Intellectual property Advair In September 2004, the Group applied to the US Patent and Trademark Office (USPTO) for re-issue of its combination patent for Advair, an inhaled combination of salmeterol and fluticasone propionate, which expires in September 2010. This followed an internal review which concluded that the language in the patent may not accurately describe all of the circumstances of the invention and may not claim the invention as precisely as it could. The objective of seeking re-issuance is to strengthen the protection afforded by the patent. In January 2006, the USPTO issued a final office action rejecting that application. The Group will seek reconsideration of the rejection, and a response to the USPTO is expected in the first half of the year. While the application for re-issue remains pending, the patent remains in force and is listed in the register of pharmaceutical patents maintained by the US Food and Drug Administration (FDA) (the Orange Book). The Group holds other US patents relating to Advair which are not affected by the re-issue application, including the compound patent related to the active ingredient salmeterol which
affords protection through August 2008 (after giving effect to an expected grant of paediatric exclusivity by the FDA) and various patents relating to the Diskus device which expire over a period from 2011 to 2016.
Avandia and Avandamet In August 2003, the Group filed an action in the US District Court for the District of New Jersey against Teva Pharmaceuticals USA Inc. for infringement of the Group’s patent relating to the maleate salt form of rosiglitazone, the active ingredient in Avandia, which expires in 2015. In September 2003, the Group filed a comparable action in the same court against Dr Reddy’s Laboratories, alleging infringement of the same patent. Those actions were filed in response to Abbreviated New Drug Application (ANDA) filings with the FDA by Dr Reddy’s Laboratories and Teva with certifications that the Group’s maleate salt patent is invalid. FDA approval of those ANDAs is stayed until the earlier of November 2006 or resolution of the respective patent infringement actions.

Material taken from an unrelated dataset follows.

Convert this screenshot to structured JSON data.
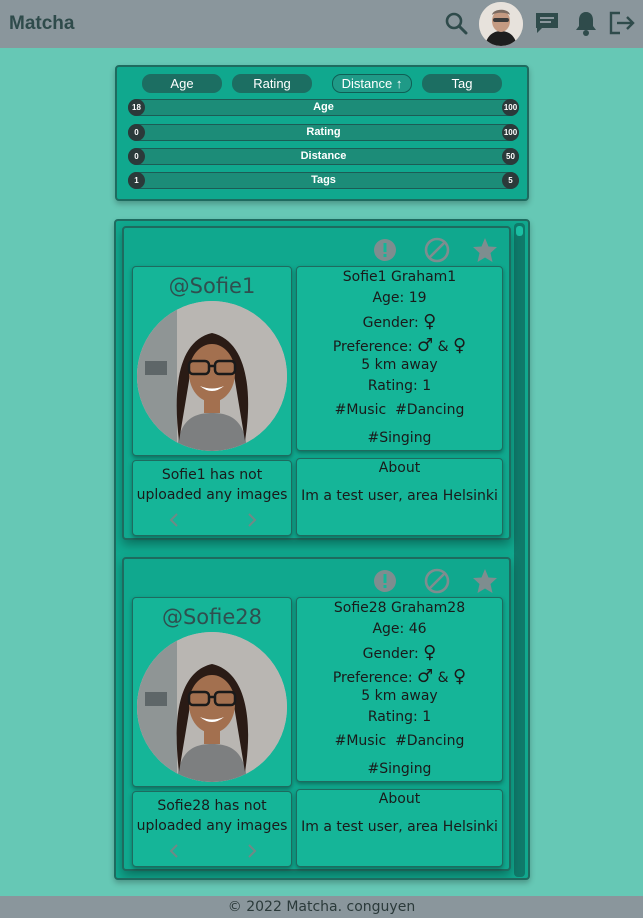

Teva subsequently filed an additional certification challenging the validity of the Group’s basic compound patent for rosiglitazone, and in January 2004 the Group commenced an action against Teva in the same court for infringement of that patent. The basic compound patent currently expires in 2012 after giving effect to patent term restoration and paediatric exclusivity.
In January 2005, the Group filed an action in the US District Court for the District of New Jersey against Teva for infringement of the same two patents – the basic compound and maleate salt patents for rosiglitazone. Teva had filed an ANDA with the FDA for a generic version of Avandamet with a certification that those patents are invalid or not infringed. FDA approval of that ANDA is stayed until the earlier of June 2007 or resolution of the patent infringement action. Since Avandamet is protected by the same patents as Avandia, any earlier holding of invalidity in the Avandia cases would be dispositive for Avandamet as well.
Imitrex In December 2003, the Group commenced an action in the US District Court for the Southern District of New York against Dr Reddy’s Laboratories, alleging infringement of one of the two primary compound patents for sumatriptan, the active ingredient in Imitrex. The patent at issue affords protection through February 2009 after giving effect to a grant of paediatric exclusivity by the FDA. The defendant had filed an ANDA with the FDA for sumatriptan oral tablets with a certification of invalidity of that compound patent but did not certify invalidity or non-infringement of the other compound patent that expires in June 2007 after giving effect to paediatric exclusivity.
In March 2004, the Group commenced an infringement action against Cobalt Pharmaceuticals which was transferred to the US District Court for the Southern District of New York. The defendant had filed an ANDA for sumatripan oral tablets with a certification of invalidity or non-infringement of the same compound patent at issue in the Dr Reddy’s case. Final pre-trial conference in the consolidated Dr Reddy’s and Cobalt case is scheduled for May 2006.